L’une de ces considérations est le projet de loi C-282 qui a été approuvé par la Chambre des communes et qui en est actuellement à l’étape de l’étude en comité au Sénat (dernière étape avant son adoption définitive). Cette loi vise à empêcher le gouvernement canadien de négocier : (1) des augmentations des CT applicables aux produits laitiers, à la volaille ou aux œufs; ou (2) des réductions des droits de douane applicables à ces marchandises lorsque leur importation dépasse le CT applicable. L’adoption du projet de loi C-282 pourrait avoir des répercussions durables sur le pouvoir de négociation du Canada, en particulier relativement à l’Accord Canada–États-Unis–Mexique (aussi connu sous le nom d’ACEUM) qui sera revu en 2026.
L’industrie laitière canadienne soutient que le R.-U. devrait négocier avec l’UE pour récupérer la part qu’elle a laissée derrière elle en raison du Brexit, plutôt qu’avec le Canada.

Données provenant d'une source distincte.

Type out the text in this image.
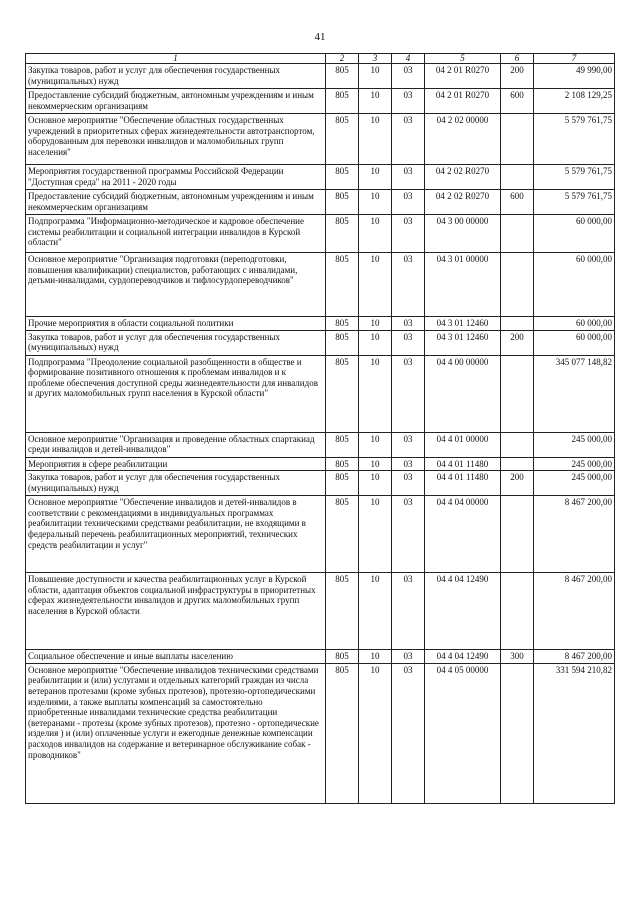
41
1	2	3	4	5	6	7
Закупка товаров, работ и услуг для обеспечения государственных (муниципальных) нужд	805	10	03	04 2 01 R0270	200	49 990,00
Предоставление субсидий бюджетным, автономным учреждениям и иным некоммерческим организациям	805	10	03	04 2 01 R0270	600	2 108 129,25
Основное мероприятие "Обеспечение областных государственных учреждений в приоритетных сферах жизнедеятельности автотранспортом, оборудованным для перевозки инвалидов и маломобильных групп населения"	805	10	03	04 2 02 00000		5 579 761,75
Мероприятия государственной программы Российской Федерации "Доступная среда" на 2011 - 2020 годы	805	10	03	04 2 02 R0270		5 579 761,75
Предоставление субсидий бюджетным, автономным учреждениям и иным некоммерческим организациям	805	10	03	04 2 02 R0270	600	5 579 761,75
Подпрограмма "Информационно-методическое и кадровое обеспечение системы реабилитации и социальной интеграции инвалидов в Курской области"	805	10	03	04 3 00 00000		60 000,00
Основное мероприятие "Организация подготовки (переподготовки, повышения квалификации) специалистов, работающих с инвалидами, детьми-инвалидами, сурдопереводчиков и тифлосурдопереводчиков"	805	10	03	04 3 01 00000		60 000,00
Прочие мероприятия в области социальной политики	805	10	03	04 3 01 12460		60 000,00
Закупка товаров, работ и услуг для обеспечения государственных (муниципальных) нужд	805	10	03	04 3 01 12460	200	60 000,00
Подпрограмма "Преодоление социальной разобщенности в обществе и формирование позитивного отношения к проблемам инвалидов и к проблеме обеспечения доступной среды жизнедеятельности для инвалидов и других маломобильных групп населения в Курской области"	805	10	03	04 4 00 00000		345 077 148,82
Основное мероприятие "Организация и проведение областных спартакиад среди инвалидов и детей-инвалидов"	805	10	03	04 4 01 00000		245 000,00
Мероприятия в сфере реабилитации	805	10	03	04 4 01 11480		245 000,00
Закупка товаров, работ и услуг для обеспечения государственных (муниципальных) нужд	805	10	03	04 4 01 11480	200	245 000,00
Основное мероприятие "Обеспечение инвалидов и детей-инвалидов в соответствии с рекомендациями в индивидуальных программах реабилитации техническими средствами реабилитации, не входящими в федеральный перечень реабилитационных мероприятий, технических средств реабилитации и услуг"	805	10	03	04 4 04 00000		8 467 200,00
Повышение доступности и качества реабилитационных услуг в Курской области, адаптация объектов социальной инфраструктуры в приоритетных сферах жизнедеятельности инвалидов и других маломобильных групп населения в Курской области	805	10	03	04 4 04 12490		8 467 200,00
Социальное обеспечение и иные выплаты населению	805	10	03	04 4 04 12490	300	8 467 200,00
Основное мероприятие "Обеспечение инвалидов техническими средствами реабилитации и (или) услугами и отдельных категорий граждан из числа ветеранов протезами (кроме зубных протезов), протезно-ортопедическими изделиями, а также выплаты компенсаций за самостоятельно приобретенные инвалидами технические средства реабилитации (ветеранами - протезы (кроме зубных протезов), протезно - ортопедические изделия ) и (или) оплаченные услуги и ежегодные денежные компенсации расходов инвалидов на содержание и ветеринарное обслуживание собак - проводников"	805	10	03	04 4 05 00000		331 594 210,82
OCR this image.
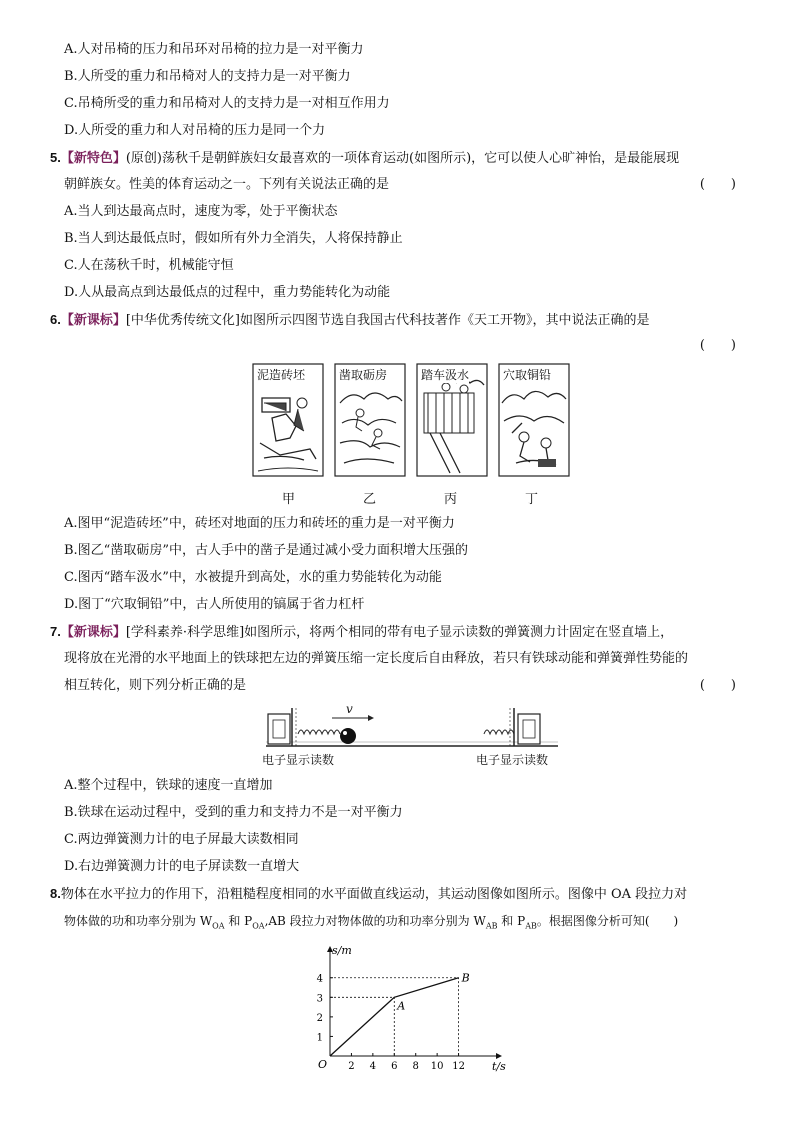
A.人对吊椅的压力和吊环对吊椅的拉力是一对平衡力
B.人所受的重力和吊椅对人的支持力是一对平衡力
C.吊椅所受的重力和吊椅对人的支持力是一对相互作用力
D.人所受的重力和人对吊椅的压力是同一个力
5.【新特色】(原创)荡秋千是朝鲜族妇女最喜欢的一项体育运动(如图所示)，它可以使人心旷神怡，是最能展现
朝鲜族女。性美的体育运动之一。下列有关说法正确的是	(　　)
A.当人到达最高点时，速度为零，处于平衡状态
B.当人到达最低点时，假如所有外力全消失，人将保持静止
C.人在荡秋千时，机械能守恒
D.人从最高点到达最低点的过程中，重力势能转化为动能
6.【新课标】[中华优秀传统文化]如图所示四图节选自我国古代科技著作《天工开物》，其中说法正确的是
(　　)
泥造砖坯	凿取砺房	踏车汲水	穴取铜铅
甲	乙	丙	丁
A.图甲“泥造砖坯”中，砖坯对地面的压力和砖坯的重力是一对平衡力
B.图乙“凿取砺房”中，古人手中的凿子是通过减小受力面积增大压强的
C.图丙“踏车汲水”中，水被提升到高处，水的重力势能转化为动能
D.图丁“穴取铜铅”中，古人所使用的镐属于省力杠杆
7.【新课标】[学科素养·科学思维]如图所示，将两个相同的带有电子显示读数的弹簧测力计固定在竖直墙上，
现将放在光滑的水平地面上的铁球把左边的弹簧压缩一定长度后自由释放，若只有铁球动能和弹簧弹性势能的
相互转化，则下列分析正确的是	(　　)
v
电子显示读数	电子显示读数
A.整个过程中，铁球的速度一直增加
B.铁球在运动过程中，受到的重力和支持力不是一对平衡力
C.两边弹簧测力计的电子屏最大读数相同
D.右边弹簧测力计的电子屏读数一直增大
8.物体在水平拉力的作用下，沿粗糙程度相同的水平面做直线运动，其运动图像如图所示。图像中 OA 段拉力对
物体做的功和功率分别为 $W_{OA}$ 和 $P_{OA},AB$ 段拉力对物体做的功和功率分别为 $W_{AB}$ 和 $P_{AB}$。根据图像分析可知(　　)
s/m
t/s
O 2 4 6 8 10 12
1
2
3
4
A
B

Au R.-U., les éleveurs de bœufs et de porcs font déjà face à une concurrence accrue de la part de la Nouvelle-Zélande et de l’Australie, dont les exportations bénéficient d’accords de libre-échange avec le R.-U. Cela s’est traduit par une pression accrue (article en anglais) sur le gouvernement pour protéger ses agriculteurs.
Quant aux automobiles, le Canada a conclu de nombreux accords commerciaux dont on doit tenir compte dans les négociations relatives aux règles d’origine des automobiles en provenance du R.-U. Il s’agit notamment de l’ACEUM, de l’AECG, d’un accord bilatéral avec la Corée du Sud et d’un accord avec le Japon dans le cadre de l’Accord de partenariat transpacifique global et progressiste (PTPGP).

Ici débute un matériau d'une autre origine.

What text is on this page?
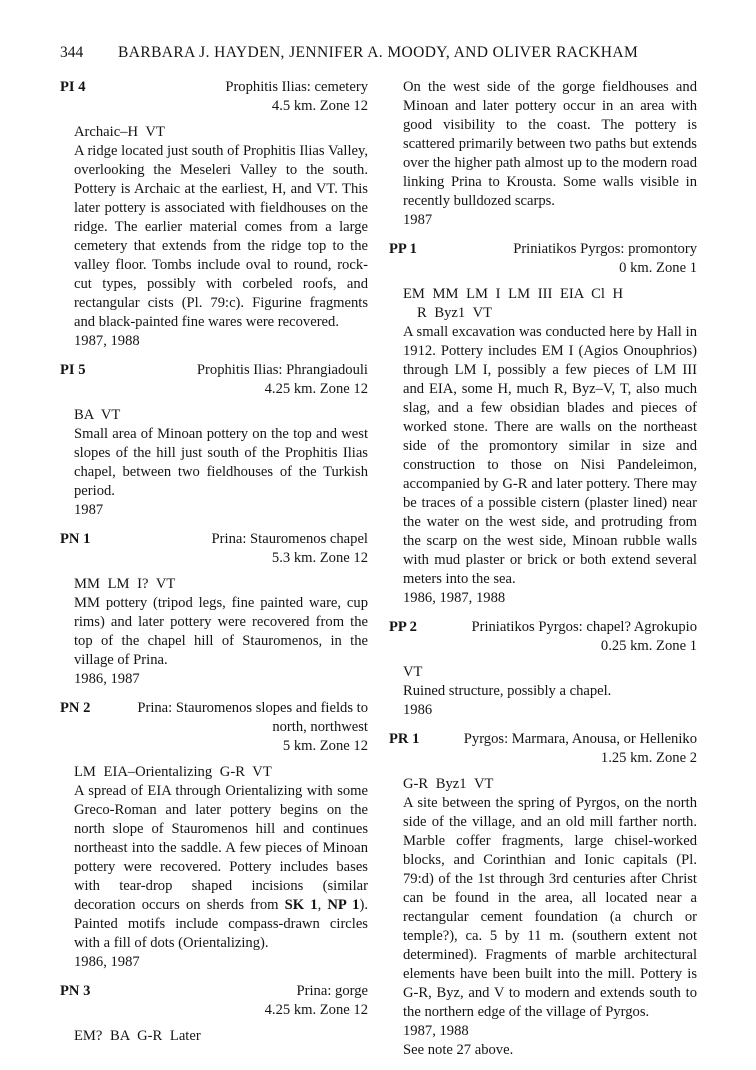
344 BARBARA J. HAYDEN, JENNIFER A. MOODY, AND OLIVER RACKHAM
PI 4	Prophitis Ilias: cemetery
4.5 km. Zone 12
Archaic–H VT
A ridge located just south of Prophitis Ilias Valley, overlooking the Meseleri Valley to the south. Pottery is Archaic at the earliest, H, and VT. This later pottery is associated with fieldhouses on the ridge. The earlier material comes from a large cemetery that extends from the ridge top to the valley floor. Tombs include oval to round, rock-cut types, possibly with corbeled roofs, and rectangular cists (Pl. 79:c). Figurine fragments and black-painted fine wares were recovered.
1987, 1988
PI 5	Prophitis Ilias: Phrangiadouli
4.25 km. Zone 12
BA VT
Small area of Minoan pottery on the top and west slopes of the hill just south of the Prophitis Ilias chapel, between two fieldhouses of the Turkish period.
1987
PN 1	Prina: Stauromenos chapel
5.3 km. Zone 12
MM LM I? VT
MM pottery (tripod legs, fine painted ware, cup rims) and later pottery were recovered from the top of the chapel hill of Stauromenos, in the village of Prina.
1986, 1987
PN 2	Prina: Stauromenos slopes and fields to north, northwest
5 km. Zone 12
LM EIA–Orientalizing G-R VT
A spread of EIA through Orientalizing with some Greco-Roman and later pottery begins on the north slope of Stauromenos hill and continues northeast into the saddle. A few pieces of Minoan pottery were recovered. Pottery includes bases with tear-drop shaped incisions (similar decoration occurs on sherds from SK 1, NP 1). Painted motifs include compass-drawn circles with a fill of dots (Orientalizing).
1986, 1987
PN 3	Prina: gorge
4.25 km. Zone 12
EM? BA G-R Later
On the west side of the gorge fieldhouses and Minoan and later pottery occur in an area with good visibility to the coast. The pottery is scattered primarily between two paths but extends over the higher path almost up to the modern road linking Prina to Krousta. Some walls visible in recently bulldozed scarps.
1987
PP 1	Priniatikos Pyrgos: promontory
0 km. Zone 1
EM MM LM I LM III EIA Cl H
R Byz1 VT
A small excavation was conducted here by Hall in 1912. Pottery includes EM I (Agios Onouphrios) through LM I, possibly a few pieces of LM III and EIA, some H, much R, Byz–V, T, also much slag, and a few obsidian blades and pieces of worked stone. There are walls on the northeast side of the promontory similar in size and construction to those on Nisi Pandeleimon, accompanied by G-R and later pottery. There may be traces of a possible cistern (plaster lined) near the water on the west side, and protruding from the scarp on the west side, Minoan rubble walls with mud plaster or brick or both extend several meters into the sea.
1986, 1987, 1988
PP 2	Priniatikos Pyrgos: chapel? Agrokupio
0.25 km. Zone 1
VT
Ruined structure, possibly a chapel.
1986
PR 1	Pyrgos: Marmara, Anousa, or Helleniko
1.25 km. Zone 2
G-R Byz1 VT
A site between the spring of Pyrgos, on the north side of the village, and an old mill farther north. Marble coffer fragments, large chisel-worked blocks, and Corinthian and Ionic capitals (Pl. 79:d) of the 1st through 3rd centuries after Christ can be found in the area, all located near a rectangular cement foundation (a church or temple?), ca. 5 by 11 m. (southern extent not determined). Fragments of marble architectural elements have been built into the mill. Pottery is G-R, Byz, and V to modern and extends south to the northern edge of the village of Pyrgos.
1987, 1988
See note 27 above.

De façon plus générale, le Canada et le R.-U. sont aux prises avec les mêmes points litigieux en vertu du PTPGP auquel le R.-U. a adhéré en 2023. Les modalités du PTPGP ne s’appliquent pas entre le R.-U. et le Canada à moins que le Canada ratifie l’adhésion du R.-U. ou jusqu’à ce qu’il le fasse, et les différences énoncées ci-dessus pourraient en retarder la ratification par le Canada.
L’impasse dans laquelle se trouve l’accord entre le Canada et le R.-U. après le Brexit a des répercussions sur divers secteurs d’activité au Canada.